Abstract

Human adenoviruses (HAdVs, short Ad) replicate and assemble particles in the nucleus. They organise a linear double-strand DNA-genome into a condensed core with about 180 nucleosomes by the viral protein VII (pVII), pX, and pV attaching the DNA to the capsid. Using reverse genetics we generated a novel, non-conditionally replicating Ad reporter by inserting green fluorescent protein (GFP) at the amino-terminus of pV. Purified Ad2-GFP-pV virions had an oversized complete genome, and incorporated about 38 GFP-pV molecules per virion, about 25% of Ad2 pV. GFP-pV cofractionated with the DNA-core like pV, and newly synthesized GFP-pV had a subcellular localization indistinguishable from pV, indicating that GFP-pV is a valid reporter for pV. Ad2-GFP-pV completed the replication cycle, although at lower yields than Ad2. Incoming GFP-pV (or pV) was not imported into the nucleus. Virions lost GFP-pV at two points during the infection process, entry into the cytosol, and at the nuclear pore complex, where capsids disassemble.
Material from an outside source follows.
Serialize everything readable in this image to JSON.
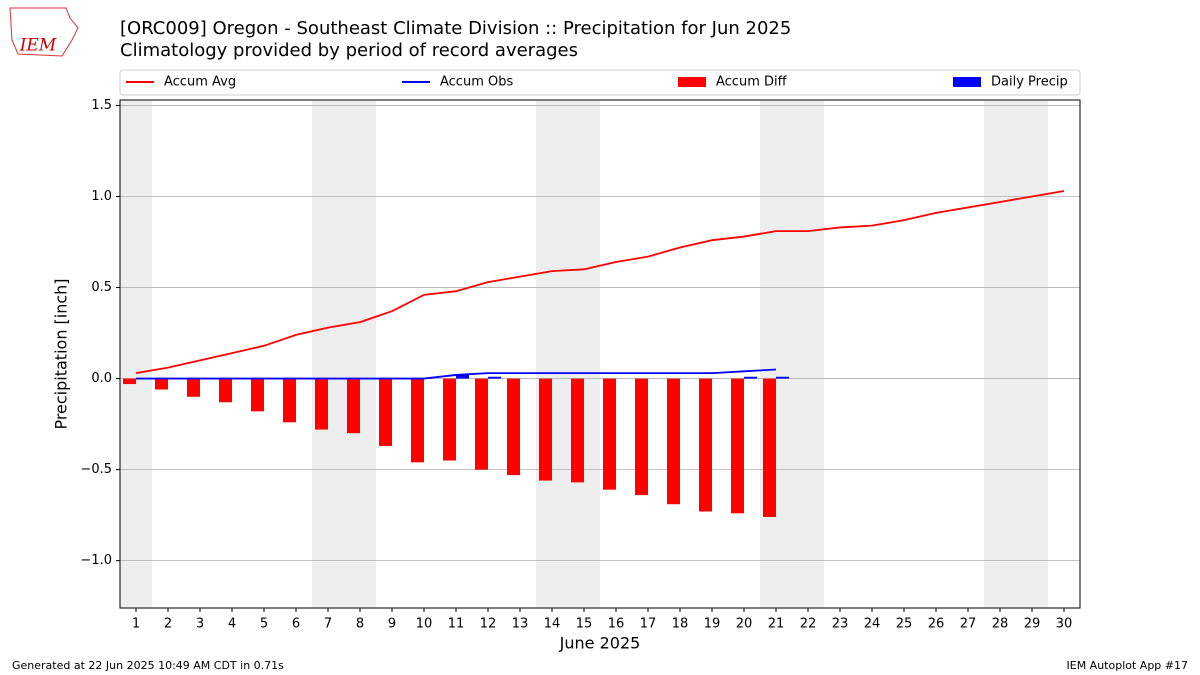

Disassembled capsids, positive for the conformation specific anti-hexon antibody R70, were devoid of GFP-pV. The loss of GFP-pV was reduced by the macrolide antibiotic leptomycin B (LMB), which blocks nuclear export and adenovirus attachment to the nuclear pore complex. LMB inhibited the appearance of R70 epitopes on Ad2 and Ad2-GFP-pV, indicating that the loss of GFP-pV from Ad2-GFP-pV is an authentic step in the adenovirus uncoating program. Ad2-GFP-pV is genetically complete, and hence enables detailed analyses of infection and spreading dynamics in cells and model organisms, or assessment of oncolytic adenoviral potential.